Alors qu’une nouvelle distinction vient saluer trente années de carrière, Rokia voit son actualité rattrapée par un autre combat, infiniment plus personnel.
Depuis sept ans, cette mère de famille est engagée dans une longue bataille judiciaire entre la Belgique et le Mali autour de la garde de sa fille. Un dossier complexe qui, selon ses avocats, a souvent fait l’objet de raccourcis médiatiques éloignés de sa réalité juridique.
Dans un communiqué, Me Thierry Moreau, avocat au barreau du Brabant wallon, Me Dimitri De Beco et Me Laurence Hayaux, tous deux avocats au barreau de Bruxelles, ont tenu à rétablir ce qu’ils considèrent comme plusieurs contrevérités.
« Contrairement à ce qui est parfois affirmé publiquement, notre cliente n’est pas poursuivie pour enlèvement ou kidnapping d’enfant », rappellent-ils. « La procédure en Belgique porte sur l’exécution d’une décision judiciaire rendue dans le cadre d’un contentieux familial. »
Pour les trois avocats, le dossier ne peut être compris sans prendre en compte l’existence de décisions judiciaires rendues dans deux pays différents. « Cette affaire est le résultat d’un conflit de juridictions particulièrement complexe, impliquant à la fois la justice belge et la justice malienne », expliquent-ils.
Selon eux, la situation remonte à 2019, lorsque la justice malienne a été saisie alors que l’enfant vivait au Mali avec sa mère. Les juges maliens ont alors rendu plusieurs décisions concernant l’enfant, tandis que la justice belge accordait la garde exclusive au père, de nationalité belge.
« Notre cliente s’est retrouvée confrontée à deux décisions de justice dont les conséquences étaient incompatibles dans les faits », soulignent les conseils de Rokia. « Il s’agit d’une situation humaine et juridique beaucoup plus nuancée que ce qui est parfois présenté dans les médias. »

Les avocats contestent également les accusations selon lesquelles leur cliente aurait cherché à soustraire l’enfant à son père.
« Madame Rokia n’a jamais empêché le père de voir son enfant et n’a jamais eu l’intention de rompre les liens entre eux », affirment-ils. « Présenter cette affaire comme un acte d’enlèvement est juridiquement inexact et préjudiciable. »
Autre point mis en avant par la défense : le comportement de leur cliente à l’égard des institutions judiciaires.
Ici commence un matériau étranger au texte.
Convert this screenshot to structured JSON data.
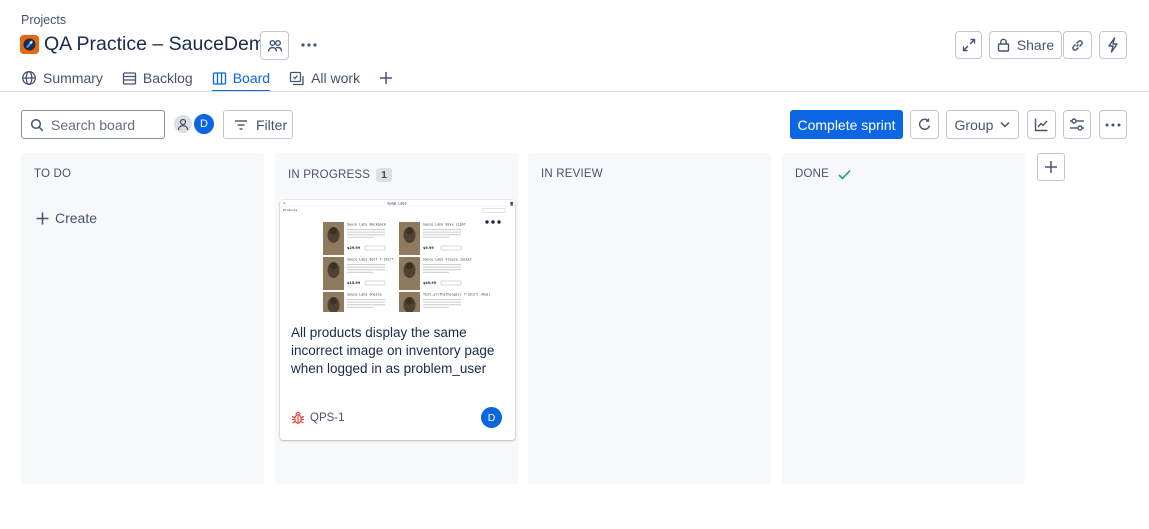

« Depuis sept ans, elle participe aux procédures en Belgique, assume d’importants frais de défense et effectue régulièrement des déplacements entre Bamako et Bruxelles afin de répondre aux convocations judiciaires », rappellent Me Moreau, Me De Beco et Me Hayaux. « Ces démarches démontrent le respect qu’elle porte à la justice belge, tout comme aux décisions rendues au Mali. »
Au-delà des aspects juridiques, les trois avocats souhaitent replacer les enfants au centre du débat.
« Derrière les polémiques et les commentaires médiatiques, il y a une famille qui vit depuis plusieurs années sous la pression d’un conflit judiciaire particulièrement éprouvant », soulignent-ils. « Pourtant, les enfants poursuivent leur scolarité avec succès, sont en bonne santé et continuent de grandir dans un environnement stable. »
Pour la défense, l’enjeu est désormais de permettre à la justice de poursuivre sereinement son travail, loin des jugements hâtifs.
« Nous appelons à la prudence et à la retenue dans les commentaires publics portant sur une procédure toujours en cours », concluent les trois avocats. « Les dossiers familiaux méritent d’être traités avec rigueur, équilibre et humanité. »
Au moment où une distinction vient consacrer un parcours professionnel de trente ans, Rokia continue ainsi de faire face à une épreuve qui dépasse le cadre judiciaire. Une histoire où se croisent la justice, la maternité, deux pays et, au centre de tout, l’intérêt d’une enfant.